Application of Collaborative Robotics and Artificial Intelligence for Adaptive Path Planning in Welding Inspection

Russell Union Ballroom

Structural inspections are essential for ensuring the safety and longevity of critical infrastructure, yet conventional nondestructive testing methods often involve labor intensive procedures, limited accessibility, and predefined scanning patterns that may not optimally capture complex or evolving defects. Building upon an ongoing work integrating robotic inspection, machine vision, and artificial intelligence for welding inspection, this study advances an automated inspection framework centered on collaborative robotic (cobot) systems and ultrasonic testing. The proposed project employs robotic controls to perform precise and repeatable ultrasonic testing, while also utilizing AI driven data analysis implemented in MATLAB for real time scan interpretation, flaw detection, and sizing. Unlike traditional predefined inspection approaches, the system incorporates adaptive robotic path planning based on calculated flaw locations, allowing the robotic platform to dynamically modify its scanning trajectory as defects are identified.

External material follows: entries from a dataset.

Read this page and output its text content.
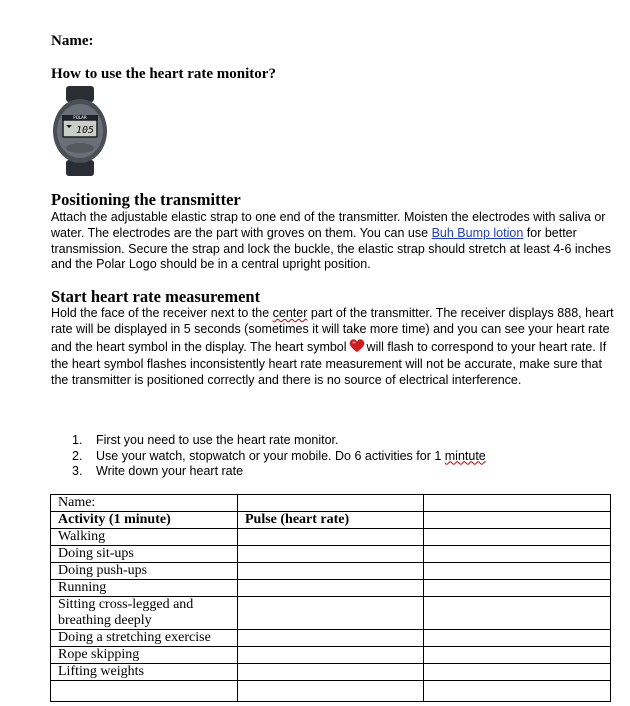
Name:
How to use the heart rate monitor?
POLAR
105
Positioning the transmitter
Attach the adjustable elastic strap to one end of the transmitter. Moisten the electrodes with saliva or water. The electrodes are the part with groves on them. You can use Buh Bump lotion for better transmission. Secure the strap and lock the buckle, the elastic strap should stretch at least 4-6 inches and the Polar Logo should be in a central upright position.
Start heart rate measurement
Hold the face of the receiver next to the center part of the transmitter. The receiver displays 888, heart rate will be displayed in 5 seconds (sometimes it will take more time) and you can see your heart rate and the heart symbol in the display. The heart symbol will flash to correspond to your heart rate. If the heart symbol flashes inconsistently heart rate measurement will not be accurate, make sure that the transmitter is positioned correctly and there is no source of electrical interference.
1.	First you need to use the heart rate monitor.
2.	Use your watch, stopwatch or your mobile. Do 6 activities for 1 mintute
3.	Write down your heart rate
Name:		
Activity (1 minute)	Pulse (heart rate)	
Walking		
Doing sit-ups		
Doing push-ups		
Running		
Sitting cross-legged and breathing deeply		
Doing a stretching exercise		
Rope skipping		
Lifting weights		
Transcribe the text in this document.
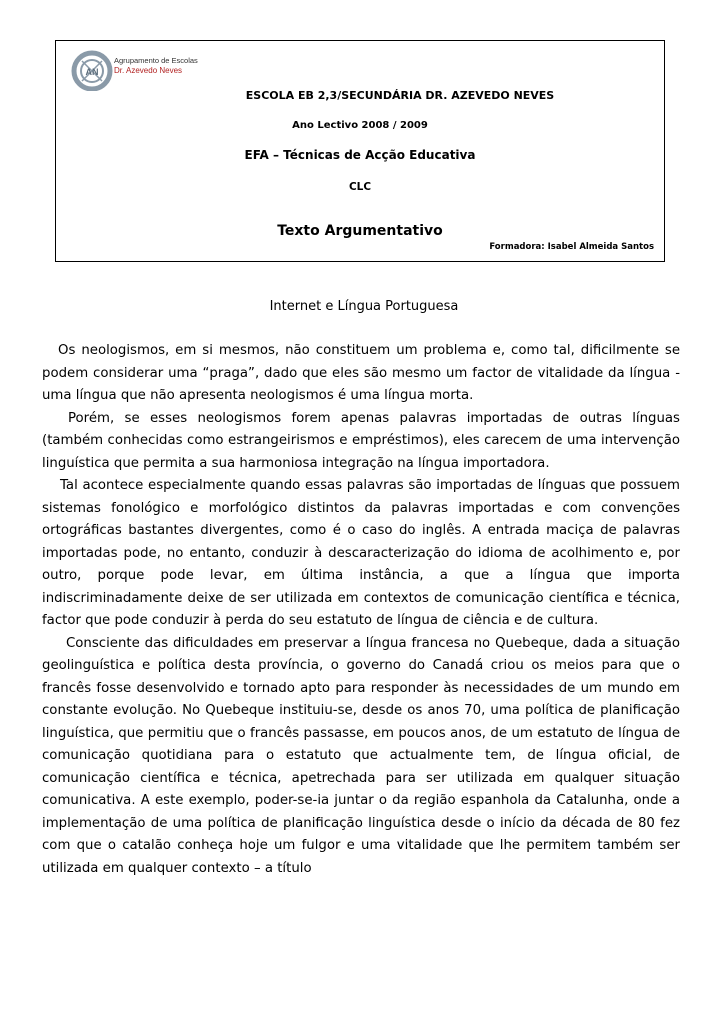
AN
Agrupamento de Escolas
Dr. Azevedo Neves
ESCOLA EB 2,3/SECUNDÁRIA DR. AZEVEDO NEVES
Ano Lectivo 2008 / 2009
EFA – Técnicas de Acção Educativa
CLC
Texto Argumentativo
Formadora: Isabel Almeida Santos
Internet e Língua Portuguesa

Os neologismos, em si mesmos, não constituem um problema e, como tal, dificilmente se podem considerar uma “praga”, dado que eles são mesmo um factor de vitalidade da língua - uma língua que não apresenta neologismos é uma língua morta.

Porém, se esses neologismos forem apenas palavras importadas de outras línguas (também conhecidas como estrangeirismos e empréstimos), eles carecem de uma intervenção linguística que permita a sua harmoniosa integração na língua importadora.

Tal acontece especialmente quando essas palavras são importadas de línguas que possuem sistemas fonológico e morfológico distintos da palavras importadas e com convenções ortográficas bastantes divergentes, como é o caso do inglês. A entrada maciça de palavras importadas pode, no entanto, conduzir à descaracterização do idioma de acolhimento e, por outro, porque pode levar, em última instância, a que a língua que importa indiscriminadamente deixe de ser utilizada em contextos de comunicação científica e técnica, factor que pode conduzir à perda do seu estatuto de língua de ciência e de cultura.

Consciente das dificuldades em preservar a língua francesa no Quebeque, dada a situação geolinguística e política desta província, o governo do Canadá criou os meios para que o francês fosse desenvolvido e tornado apto para responder às necessidades de um mundo em constante evolução. No Quebeque instituiu-se, desde os anos 70, uma política de planificação linguística, que permitiu que o francês passasse, em poucos anos, de um estatuto de língua de comunicação quotidiana para o estatuto que actualmente tem, de língua oficial, de comunicação científica e técnica, apetrechada para ser utilizada em qualquer situação comunicativa. A este exemplo, poder-se-ia juntar o da região espanhola da Catalunha, onde a implementação de uma política de planificação linguística desde o início da década de 80 fez com que o catalão conheça hoje um fulgor e uma vitalidade que lhe permitem também ser utilizada em qualquer contexto – a título
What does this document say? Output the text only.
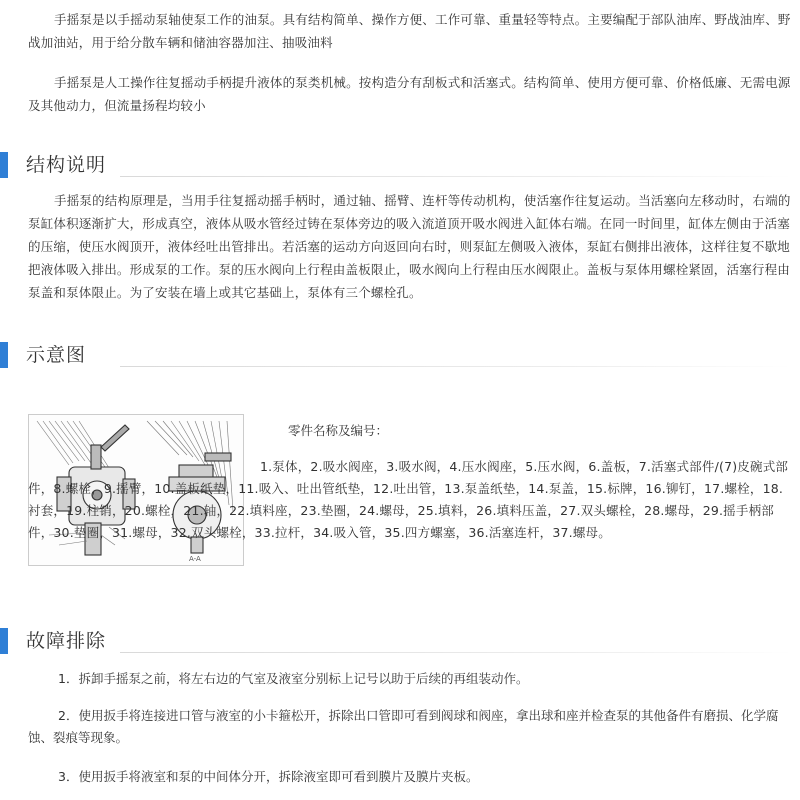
手摇泵是以手摇动泵轴使泵工作的油泵。具有结构简单、操作方便、工作可靠、重量轻等特点。主要编配于部队油库、野战油库、野战加油站，用于给分散车辆和储油容器加注、抽吸油料
手摇泵是人工操作往复摇动手柄提升液体的泵类机械。按构造分有刮板式和活塞式。结构简单、使用方便可靠、价格低廉、无需电源及其他动力，但流量扬程均较小
结构说明
手摇泵的结构原理是，当用手往复摇动摇手柄时，通过轴、摇臂、连杆等传动机构，使活塞作往复运动。当活塞向左移动时，右端的泵缸体积逐渐扩大，形成真空，液体从吸水管经过铸在泵体旁边的吸入流道顶开吸水阀进入缸体右端。在同一时间里，缸体左侧由于活塞的压缩，使压水阀顶开，液体经吐出管排出。若活塞的运动方向返回向右时，则泵缸左侧吸入液体，泵缸右侧排出液体，这样往复不歇地把液体吸入排出。形成泵的工作。泵的压水阀向上行程由盖板限止，吸水阀向上行程由压水阀限止。盖板与泵体用螺栓紧固，活塞行程由泵盖和泵体限止。为了安装在墙上或其它基础上，泵体有三个螺栓孔。
示意图
A-A
零件名称及编号：
1.泵体，2.吸水阀座，3.吸水阀，4.压水阀座，5.压水阀，6.盖板，7.活塞式部件/(7)皮碗式部件，8.螺栓，9.摇臂，10.盖板纸垫，11.吸入、吐出管纸垫，12.吐出管，13.泵盖纸垫，14.泵盖，15.标牌，16.铆钉，17.螺栓，18.衬套，19.柱销，20.螺栓，21.轴，22.填料座，23.垫圈，24.螺母，25.填料，26.填料压盖，27.双头螺栓，28.螺母，29.摇手柄部件，30.垫圈，31.螺母，32.双头螺栓，33.拉杆，34.吸入管，35.四方螺塞，36.活塞连杆，37.螺母。
故障排除
1．拆卸手摇泵之前，将左右边的气室及液室分别标上记号以助于后续的再组装动作。
2．使用扳手将连接进口管与液室的小卡箍松开，拆除出口管即可看到阀球和阀座，拿出球和座并检查泵的其他备件有磨损、化学腐蚀、裂痕等现象。
3．使用扳手将液室和泵的中间体分开，拆除液室即可看到膜片及膜片夹板。
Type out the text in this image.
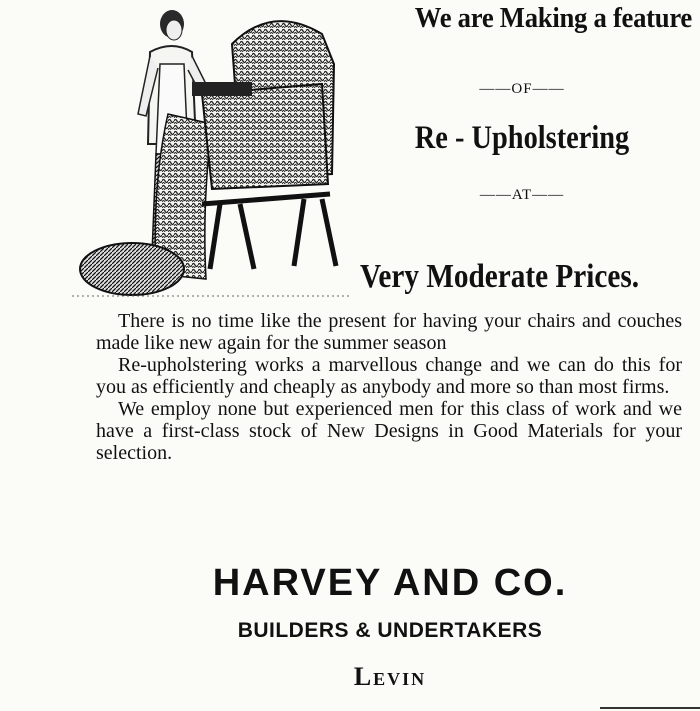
We are Making a feature
——OF——
Re - Upholstering
——AT——
Very Moderate Prices.

There is no time like the present for having your chairs and couches made like new again for the summer season

Re-upholstering works a marvellous change and we can do this for you as efficiently and cheaply as anybody and more so than most firms.

We employ none but experienced men for this class of work and we have a first-class stock of New Designs in Good Materials for your selection.

HARVEY AND CO.
BUILDERS & UNDERTAKERS
Levin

This approach enables targeted scanning in regions of interest rather than pure reliance on predefined patterns, improving inspection efficiency and increasing the probability of detecting critical welding flaws. In addition, the AI framework considers material properties and ultrasonic wavelength selection relative to target flaw size, enabling optimization of inspection parameters for improved detection sensitivity and sizing accuracy. By accounting for ultrasonic wave behavior within different materials and weld geometries, the system enhances accuracy across varying structural conditions. The integration of conventional ultrasonic testing, collaborative robotics, and MATLAB based AI analysis demonstrates strong potential to improve repeatability, consistency, and reliability in welding inspections while reducing operator dependency and field related challenges. This research presents a pathway toward intelligent and autonomous nondestructive evaluation systems capable of real time decision making, adaptive inspection strategies, and scalable deployment for infrastructure quality assurance and structural health monitoring.